That was just in time to hit the ’08-’09 recession. So was lucky to land in corporate, in higher education and ran the MBA program at North Carolina Central, and then rolled back out after a year and a half or so running that program and started consulting again and got actively involved in the startup ecosystem.

And since then, I’ve really focused on marketing technology, its deployment, its execution, and it growing businesses. So, my good friend and ironically mentee, Brian Young, had contacted me about a Home Lending Pal about two and a half years ago. And so, he initially had me on as an advisor and then, you know, we talked and I said, you know, we’re missing some opportunities on the pure marketing side. So, he asked me to take the CMO chair. And so, it’s interesting to work for your mentee, but, you know, it’s a great experience cause he’s a very, very capable marketer. 
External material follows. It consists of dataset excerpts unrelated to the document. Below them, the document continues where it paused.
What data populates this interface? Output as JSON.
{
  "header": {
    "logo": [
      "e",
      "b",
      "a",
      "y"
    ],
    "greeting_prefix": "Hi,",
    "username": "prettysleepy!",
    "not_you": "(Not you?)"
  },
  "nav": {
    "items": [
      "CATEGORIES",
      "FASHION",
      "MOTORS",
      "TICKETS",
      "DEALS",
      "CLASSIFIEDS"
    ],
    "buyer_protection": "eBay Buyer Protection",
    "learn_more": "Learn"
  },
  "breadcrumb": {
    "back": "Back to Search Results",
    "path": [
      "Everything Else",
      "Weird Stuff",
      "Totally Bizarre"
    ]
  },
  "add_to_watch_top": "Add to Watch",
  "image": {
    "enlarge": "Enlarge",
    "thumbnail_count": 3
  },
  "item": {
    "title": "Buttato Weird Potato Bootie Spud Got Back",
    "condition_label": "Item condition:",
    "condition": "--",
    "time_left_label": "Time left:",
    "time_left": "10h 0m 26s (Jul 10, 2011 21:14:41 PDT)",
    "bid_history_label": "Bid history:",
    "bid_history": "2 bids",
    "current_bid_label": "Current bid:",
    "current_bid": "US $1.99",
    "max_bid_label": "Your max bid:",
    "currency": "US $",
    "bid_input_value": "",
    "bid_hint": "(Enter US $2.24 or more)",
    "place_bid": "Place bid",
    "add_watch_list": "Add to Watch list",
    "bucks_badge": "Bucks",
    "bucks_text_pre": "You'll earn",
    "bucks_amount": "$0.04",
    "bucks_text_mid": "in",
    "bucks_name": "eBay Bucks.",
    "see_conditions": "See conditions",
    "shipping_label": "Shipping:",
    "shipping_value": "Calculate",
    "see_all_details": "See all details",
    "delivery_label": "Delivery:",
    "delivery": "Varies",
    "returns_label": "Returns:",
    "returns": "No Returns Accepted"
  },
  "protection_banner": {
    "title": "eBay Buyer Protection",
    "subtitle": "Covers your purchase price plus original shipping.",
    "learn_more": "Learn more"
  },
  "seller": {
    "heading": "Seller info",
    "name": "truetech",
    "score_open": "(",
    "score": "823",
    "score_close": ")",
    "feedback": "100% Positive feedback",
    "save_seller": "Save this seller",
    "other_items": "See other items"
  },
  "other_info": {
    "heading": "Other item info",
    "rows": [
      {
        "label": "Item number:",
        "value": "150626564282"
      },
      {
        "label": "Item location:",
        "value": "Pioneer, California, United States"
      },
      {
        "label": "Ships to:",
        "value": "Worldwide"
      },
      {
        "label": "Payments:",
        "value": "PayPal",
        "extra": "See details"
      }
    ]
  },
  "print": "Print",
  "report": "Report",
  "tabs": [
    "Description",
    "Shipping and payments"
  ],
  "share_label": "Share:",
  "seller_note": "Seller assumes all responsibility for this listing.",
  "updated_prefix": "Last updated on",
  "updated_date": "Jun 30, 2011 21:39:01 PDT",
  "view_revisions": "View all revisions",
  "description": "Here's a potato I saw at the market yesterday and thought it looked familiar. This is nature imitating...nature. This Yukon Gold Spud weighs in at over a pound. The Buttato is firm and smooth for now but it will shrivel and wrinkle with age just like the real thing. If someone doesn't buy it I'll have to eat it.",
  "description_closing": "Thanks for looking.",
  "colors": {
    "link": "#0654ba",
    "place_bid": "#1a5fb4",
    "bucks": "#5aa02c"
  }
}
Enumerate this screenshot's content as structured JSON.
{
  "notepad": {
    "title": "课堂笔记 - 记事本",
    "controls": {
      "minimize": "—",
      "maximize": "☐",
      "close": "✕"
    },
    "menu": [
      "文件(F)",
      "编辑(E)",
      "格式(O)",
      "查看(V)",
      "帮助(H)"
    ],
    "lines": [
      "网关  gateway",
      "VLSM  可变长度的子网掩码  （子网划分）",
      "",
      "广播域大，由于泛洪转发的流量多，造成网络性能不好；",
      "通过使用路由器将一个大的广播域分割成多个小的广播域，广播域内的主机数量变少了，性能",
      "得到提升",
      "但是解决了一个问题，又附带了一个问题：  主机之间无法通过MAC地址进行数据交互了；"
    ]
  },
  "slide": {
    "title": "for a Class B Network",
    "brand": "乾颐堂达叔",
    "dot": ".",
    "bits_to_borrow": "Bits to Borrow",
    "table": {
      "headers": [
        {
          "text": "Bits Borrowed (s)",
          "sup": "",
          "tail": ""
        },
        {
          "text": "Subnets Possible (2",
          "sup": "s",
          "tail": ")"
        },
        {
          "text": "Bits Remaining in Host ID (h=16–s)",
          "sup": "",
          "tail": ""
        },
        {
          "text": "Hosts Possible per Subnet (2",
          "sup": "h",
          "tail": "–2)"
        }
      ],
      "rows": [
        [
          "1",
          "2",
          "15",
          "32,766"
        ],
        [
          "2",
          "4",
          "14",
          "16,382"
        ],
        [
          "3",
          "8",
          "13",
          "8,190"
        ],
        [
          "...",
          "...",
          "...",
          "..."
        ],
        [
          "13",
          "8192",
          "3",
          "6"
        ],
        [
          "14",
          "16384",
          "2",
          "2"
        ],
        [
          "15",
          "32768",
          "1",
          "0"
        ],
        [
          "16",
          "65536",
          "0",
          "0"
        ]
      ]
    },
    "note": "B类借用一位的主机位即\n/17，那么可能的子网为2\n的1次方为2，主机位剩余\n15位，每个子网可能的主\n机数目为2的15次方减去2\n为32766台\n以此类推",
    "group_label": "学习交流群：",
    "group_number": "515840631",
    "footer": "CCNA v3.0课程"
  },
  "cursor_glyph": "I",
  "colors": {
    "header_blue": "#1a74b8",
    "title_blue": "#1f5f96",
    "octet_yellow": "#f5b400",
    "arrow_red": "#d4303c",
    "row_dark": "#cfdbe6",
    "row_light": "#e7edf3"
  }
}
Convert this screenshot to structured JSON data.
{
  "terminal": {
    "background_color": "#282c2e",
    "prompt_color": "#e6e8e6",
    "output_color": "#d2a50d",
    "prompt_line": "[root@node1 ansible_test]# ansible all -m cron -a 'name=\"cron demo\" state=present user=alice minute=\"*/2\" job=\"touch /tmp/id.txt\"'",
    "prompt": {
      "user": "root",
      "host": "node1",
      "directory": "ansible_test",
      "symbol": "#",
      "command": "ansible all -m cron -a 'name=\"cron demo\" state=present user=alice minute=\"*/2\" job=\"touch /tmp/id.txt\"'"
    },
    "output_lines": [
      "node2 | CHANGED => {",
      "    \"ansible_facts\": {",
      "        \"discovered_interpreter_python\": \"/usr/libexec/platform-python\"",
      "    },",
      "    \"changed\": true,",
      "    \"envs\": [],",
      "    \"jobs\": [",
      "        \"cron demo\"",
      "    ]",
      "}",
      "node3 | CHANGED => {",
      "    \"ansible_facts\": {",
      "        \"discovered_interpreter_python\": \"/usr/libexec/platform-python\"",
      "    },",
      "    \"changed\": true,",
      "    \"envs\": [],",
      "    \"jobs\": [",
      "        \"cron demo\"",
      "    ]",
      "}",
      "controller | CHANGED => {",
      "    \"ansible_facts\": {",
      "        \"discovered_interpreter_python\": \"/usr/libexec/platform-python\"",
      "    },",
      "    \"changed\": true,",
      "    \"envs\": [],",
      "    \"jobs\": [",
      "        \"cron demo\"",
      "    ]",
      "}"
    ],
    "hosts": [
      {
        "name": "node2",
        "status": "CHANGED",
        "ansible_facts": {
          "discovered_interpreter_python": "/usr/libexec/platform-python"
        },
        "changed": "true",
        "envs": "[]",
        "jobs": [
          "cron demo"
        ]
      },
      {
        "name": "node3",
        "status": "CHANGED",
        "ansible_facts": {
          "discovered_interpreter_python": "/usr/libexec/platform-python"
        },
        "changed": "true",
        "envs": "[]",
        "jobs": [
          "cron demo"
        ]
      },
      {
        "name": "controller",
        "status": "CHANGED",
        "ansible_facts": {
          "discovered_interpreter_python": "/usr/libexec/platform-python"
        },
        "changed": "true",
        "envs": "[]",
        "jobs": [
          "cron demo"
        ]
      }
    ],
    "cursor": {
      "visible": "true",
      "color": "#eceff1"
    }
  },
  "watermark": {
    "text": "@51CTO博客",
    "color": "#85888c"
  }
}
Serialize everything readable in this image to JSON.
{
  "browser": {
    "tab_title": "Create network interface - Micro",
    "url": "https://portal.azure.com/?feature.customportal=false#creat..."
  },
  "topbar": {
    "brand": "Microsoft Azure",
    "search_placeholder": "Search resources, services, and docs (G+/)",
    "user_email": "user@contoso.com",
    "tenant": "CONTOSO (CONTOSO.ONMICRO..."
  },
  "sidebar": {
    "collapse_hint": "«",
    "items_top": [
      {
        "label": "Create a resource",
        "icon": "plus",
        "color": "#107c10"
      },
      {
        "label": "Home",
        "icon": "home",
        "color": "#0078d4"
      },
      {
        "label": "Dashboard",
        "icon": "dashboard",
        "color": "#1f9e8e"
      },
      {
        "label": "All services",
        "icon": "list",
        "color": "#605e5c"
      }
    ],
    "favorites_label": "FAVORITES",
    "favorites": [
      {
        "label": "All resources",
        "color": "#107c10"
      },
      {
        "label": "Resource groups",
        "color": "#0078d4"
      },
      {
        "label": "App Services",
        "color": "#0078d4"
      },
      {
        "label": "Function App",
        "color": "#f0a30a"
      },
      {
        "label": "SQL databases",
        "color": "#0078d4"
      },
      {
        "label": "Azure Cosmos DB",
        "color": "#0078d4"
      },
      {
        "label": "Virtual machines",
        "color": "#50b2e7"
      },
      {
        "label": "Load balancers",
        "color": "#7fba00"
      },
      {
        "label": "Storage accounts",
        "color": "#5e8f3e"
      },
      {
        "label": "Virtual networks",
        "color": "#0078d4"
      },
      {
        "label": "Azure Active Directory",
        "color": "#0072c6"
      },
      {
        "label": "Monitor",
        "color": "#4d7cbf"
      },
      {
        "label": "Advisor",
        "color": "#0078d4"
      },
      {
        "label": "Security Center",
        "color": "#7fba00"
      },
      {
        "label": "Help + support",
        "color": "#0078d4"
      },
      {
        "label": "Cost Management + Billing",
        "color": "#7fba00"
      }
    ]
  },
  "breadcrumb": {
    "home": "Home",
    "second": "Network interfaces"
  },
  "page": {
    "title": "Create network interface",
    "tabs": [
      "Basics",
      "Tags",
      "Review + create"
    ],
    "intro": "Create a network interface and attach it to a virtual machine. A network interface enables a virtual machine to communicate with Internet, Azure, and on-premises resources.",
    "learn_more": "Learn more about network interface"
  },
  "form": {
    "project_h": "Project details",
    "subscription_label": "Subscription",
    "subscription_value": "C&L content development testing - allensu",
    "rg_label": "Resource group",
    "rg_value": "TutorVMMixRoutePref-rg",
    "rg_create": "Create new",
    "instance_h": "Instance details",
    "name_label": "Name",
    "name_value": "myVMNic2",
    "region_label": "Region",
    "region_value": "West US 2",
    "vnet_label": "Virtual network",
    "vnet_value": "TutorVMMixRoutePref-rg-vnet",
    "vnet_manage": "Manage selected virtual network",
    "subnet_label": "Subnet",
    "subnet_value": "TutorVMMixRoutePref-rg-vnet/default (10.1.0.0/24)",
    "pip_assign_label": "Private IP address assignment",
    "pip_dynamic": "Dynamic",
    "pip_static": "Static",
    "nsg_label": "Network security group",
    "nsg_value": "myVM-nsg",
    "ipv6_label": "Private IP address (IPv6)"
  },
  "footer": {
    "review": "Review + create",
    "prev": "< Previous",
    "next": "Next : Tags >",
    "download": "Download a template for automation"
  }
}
Kurt Merriweather: Awesome story. And also says something about, advising someone to the point where you could work for them. So, that is, an interesting story about how that transpired, and so you talked a lot about how you’ve begun to really become one of the foremost experts around marketing technology. And you’ve curated the TechStars Marketing Technology newsletter for several years. And you’re a frequent contributor to newsletters, here around the triangle and quite frankly around the country.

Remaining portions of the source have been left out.